使用 Golang Colly 工具包爬取 English Pod 对话文本

简单介绍 Golang Colly 工具包的用法，特别地，详细分析框架是如何实现一个刮削器处理 HTML 页面。有了这部分基础知识之后，会实现一个示例，爬取 English Pod 归档网站生成365份对话文本文件。

关键词：网络爬虫、Colly、English Pod

Golang Colly 简单介绍

Colly 是一个 Golang 工具包，可同时实现网络爬虫（Web Crawling）和网络刮削器（Web Scraping）。它基于 net/http 提供简洁 API 实现 HTTP 请求，以及封装 goquery 工具包提供解析 HTML/XML 页面提取所需内容的能力。

一个官网上的简单例子：

func main() {
	// 1.初始化一个收集器
	c := colly.NewCollector()

	// 2.定义一个解析方法，找到页面上所有 a 标签，并访问
	c.OnHTML("a", func(e *colly.HTMLElement) {
		e.Request.Visit(e.Attr("href"))
	})

	// 3.发起请求之前，打印 url
	c.OnRequest(func(r *colly.Request) {
		fmt.Println("Visiting", r.URL)
	})

	// 4.启动点
	c.Visit("http://go-colly.org/")
}

首先，初始化一个收集器（Collector）。
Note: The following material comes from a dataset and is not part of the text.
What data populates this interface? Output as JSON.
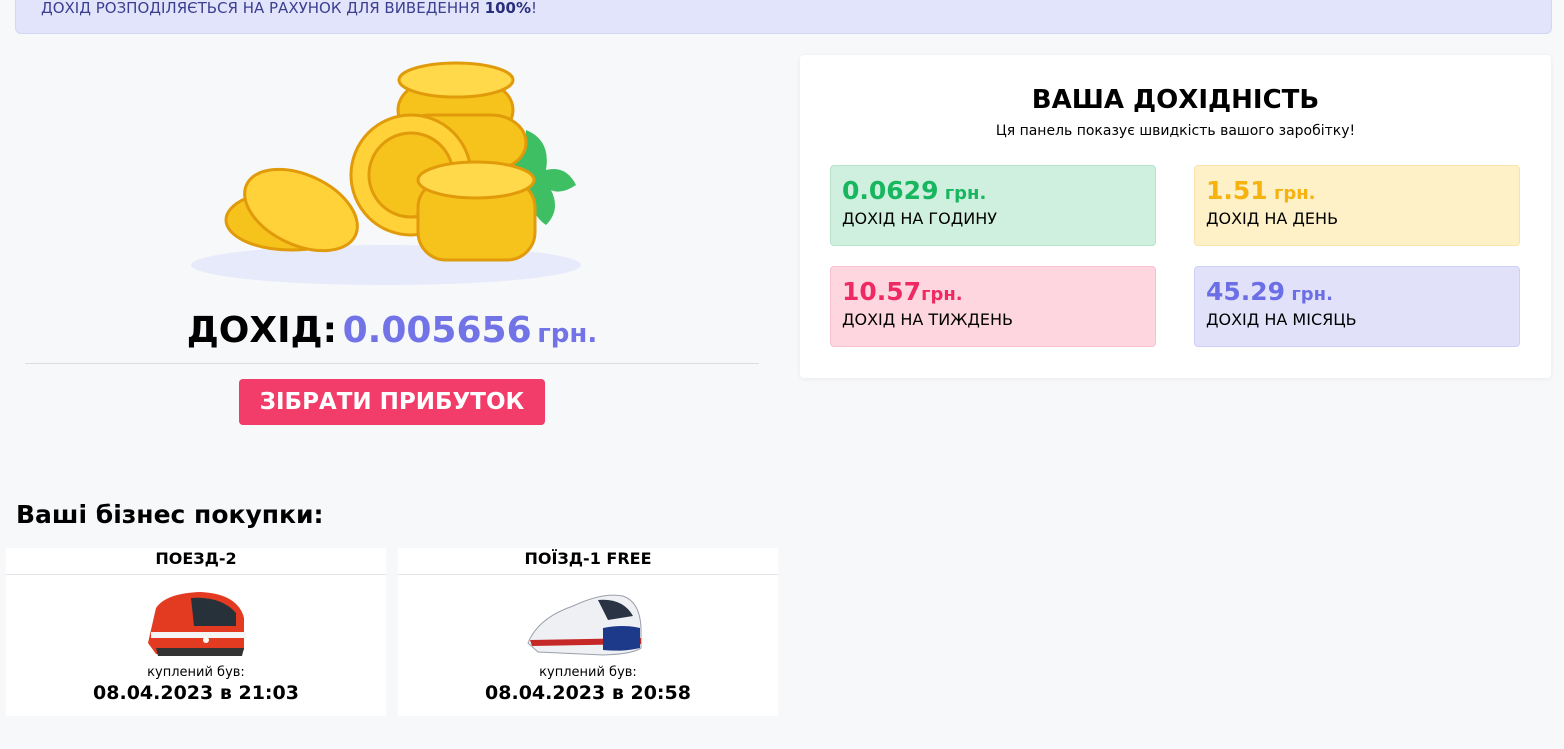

收集器是 Colly 的核心类，主要负责：（1）发起网络请求拉取内容；（2）提供可配置化的参数，快速定制化不同场景的爬虫工具；（3）并且支持挂载不同的回调方法处理节点。

接下来，挂载了两个回调方法：OnHTML 、OnRequest：

OnHTML 返回结果是 HTML 格式的时候触发，而 "a" 就是类似 jQuery 所提供的选择器语法，这里表示的是所有 a 标签
OnRequest 是在每次发起请求之前触发，这里是打印下访问的链接地址

最后，启动收集器。通过 Visit 方法，传入一个启动页面的地址。

整个例子的效果就是从 http://go-colly.org/ 地址开始，抓取到每一个 a 标签的地址（href），并继续访问，期间每次发起请求前打印下链接。

Colly 一共有6种回调方法，如下所示：

c.OnRequest(func(r *colly.Request) {
    fmt.Println("Visiting", r.URL)
})

c.OnError(func(_ *colly.Response, err error) {
    log.Println("Something went wrong:", err)
})

c.OnResponse(func(r *colly.Response) {
    fmt.Println("Visited", r.Request.URL)
})

c.OnHTML("a[href]", func(e *colly.HTMLElement) {
    e.Request.Visit(e.Attr("href"))
})

c.OnXML("//h1", func(e *colly.XMLElement) {
    fmt.Println(e.Text)
})

c.OnScraped(func(r *colly.Response) {
    fmt.Println("Finished", r.Request.URL)
})

它们的调用时序是：

Draw

处理 HTML 页面流程

爬取网页内容的时候，初始化一个收集器（Collector）之后，通常会调用 c.OnHTML 方法，注册一个处理 HTML 元素的回调方法：

c.OnHTML("a.stealth.download-pill[href*=html]", func(e *colly.HTMLElement) {
	contentCollector.Visit(e.Request.AbsoluteURL(e.Attr("href")))
})

"a.stealth.download-pill[href*=html]" 是元素选择器，语法类似 JQuery 选择器
func(e *colly.HTMLElement) {} 就是回调方法

这个方法的作用就是，当收集器爬取到一个 HTML 页面，该页面中有命中 "a.stealth.download-pill[href*=html]" 选择器的元素，就会调用回调方法。

Collector.OnHTML 具体实现如下：

// OnHTML registers a function. Function will be executed on every HTML
// element matched by the GoQuery Selector parameter.
// GoQuery Selector is a selector used by https://github.com/PuerkitoBio/goquery
func (c *Collector) OnHTML(goquerySelector string, f HTMLCallback) {
	c.lock.Lock()
	if c.htmlCallbacks == nil {
		c.htmlCallbacks = make([]*htmlCallbackContainer, 0, 4)
	}
	c.htmlCallbacks = append(c.htmlCallbacks, &htmlCallbackContainer{
		Selector: goquerySelector,
		Function: f,
	})
	c.lock.Unlock()
}

type htmlCallbackContainer struct {
	Selector string
	Function HTMLCallback
}

可以看出，整个方法的核心逻辑，就是基于入参传过来的选择器（goqueryselector string）和回调方法(f HTMLCallback)，初始化一个内部结构 htmlCallbackContainer ，再追加到 htmlCallbacks 切片。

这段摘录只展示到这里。